The first to take the course in 1967 was a group of blacks at Freedom House, an organization that initially provided the job of delivering vegetables to needy black Americans. Initially, the idea was to switch delivery services from delivering food to taking people to medical appointments. Within eight months, however, the drivers were trained to handle emergencies including heart attacks, seizures, childbirth and choking. Their first call took place in revolution after the assassination Martin Luther King, Jr. in 1968.
And the data shows that the training was effective. A 1972 study of 1,400 patients transported by Freedom House to area hospitals for more than two months found that paramedics were properly caring for critically ill patients 89% of the time. In contrast, the study found that police and volunteer ambulance services only provided proper care at 38% and 13% respectively. A member of Freedom House, Nancy Caroline, wrote a textbook on EMS training that has become the national standard.
Despite Freedom House’s success, the city scrapped the program in 1975. Pittsburgh Mayor Peter Flaherty thought he could create a better system and replace Freedom House with a full medical corps White skin-man. Hazzard told TIME he believes racism is taking place.

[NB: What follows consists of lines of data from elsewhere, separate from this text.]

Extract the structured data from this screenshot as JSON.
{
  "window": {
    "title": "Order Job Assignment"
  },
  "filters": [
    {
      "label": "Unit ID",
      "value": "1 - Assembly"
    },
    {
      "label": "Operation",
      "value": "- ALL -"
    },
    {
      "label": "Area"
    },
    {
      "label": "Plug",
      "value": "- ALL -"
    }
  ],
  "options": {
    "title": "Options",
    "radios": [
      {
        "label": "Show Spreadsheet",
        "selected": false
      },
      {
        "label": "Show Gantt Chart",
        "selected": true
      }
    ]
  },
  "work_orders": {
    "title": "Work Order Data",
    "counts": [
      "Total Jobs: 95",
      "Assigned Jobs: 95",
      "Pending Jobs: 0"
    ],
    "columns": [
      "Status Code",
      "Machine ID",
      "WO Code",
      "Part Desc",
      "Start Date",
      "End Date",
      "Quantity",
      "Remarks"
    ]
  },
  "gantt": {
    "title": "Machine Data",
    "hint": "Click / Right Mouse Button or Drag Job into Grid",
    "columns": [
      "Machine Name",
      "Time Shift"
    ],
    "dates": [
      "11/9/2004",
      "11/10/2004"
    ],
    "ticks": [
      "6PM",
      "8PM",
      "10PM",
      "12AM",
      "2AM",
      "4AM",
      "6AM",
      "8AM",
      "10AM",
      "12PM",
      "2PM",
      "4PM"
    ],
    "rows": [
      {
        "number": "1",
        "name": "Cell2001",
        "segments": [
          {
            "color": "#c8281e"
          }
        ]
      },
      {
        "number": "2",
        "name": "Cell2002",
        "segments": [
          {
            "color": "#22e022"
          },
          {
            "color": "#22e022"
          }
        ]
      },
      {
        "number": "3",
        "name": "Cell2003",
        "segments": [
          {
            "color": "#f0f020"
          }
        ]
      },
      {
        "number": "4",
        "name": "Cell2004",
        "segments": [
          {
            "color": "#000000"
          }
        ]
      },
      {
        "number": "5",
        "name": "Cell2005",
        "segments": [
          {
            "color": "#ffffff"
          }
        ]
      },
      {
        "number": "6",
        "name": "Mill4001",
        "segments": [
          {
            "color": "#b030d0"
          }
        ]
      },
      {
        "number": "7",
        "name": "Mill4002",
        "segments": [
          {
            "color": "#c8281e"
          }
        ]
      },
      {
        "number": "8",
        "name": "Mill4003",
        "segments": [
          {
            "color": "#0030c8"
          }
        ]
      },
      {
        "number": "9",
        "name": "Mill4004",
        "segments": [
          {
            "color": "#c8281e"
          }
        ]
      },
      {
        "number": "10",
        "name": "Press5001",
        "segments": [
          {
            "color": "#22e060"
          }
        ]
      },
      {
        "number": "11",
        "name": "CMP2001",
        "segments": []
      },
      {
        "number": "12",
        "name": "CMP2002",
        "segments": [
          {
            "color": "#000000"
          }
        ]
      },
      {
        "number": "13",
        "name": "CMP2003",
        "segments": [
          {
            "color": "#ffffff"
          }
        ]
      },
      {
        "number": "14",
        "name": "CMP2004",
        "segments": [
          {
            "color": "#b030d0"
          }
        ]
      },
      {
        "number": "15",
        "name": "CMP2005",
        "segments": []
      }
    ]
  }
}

As he puts it, “What other reason could he have for not wanting this organization, which has been so successful and a role model across the country and around the world, other than that they are an almost entirely black.”
The story really “doesn’t make the city look pretty,” says Hazzard, so that’s why he thinks the story of the nation’s first medical soldiers isn’t better known. But Hazzard believes there are lessons in this story that are useful for all professions, not just medical. Many of those who join Freedom House go on to earn a master’s, doctorate, or medical degree — or pursue careers in politics or the upper echelons of the police, EMS, and fire departments.
“These are where really successful people come from,” says Hazzard, and where an opportunity began in 1967. “All that was needed for a group of young people the world had erased was an opportunity, and they never looked back from that moment. Anyone can reach great heights. They simply need a single chance.”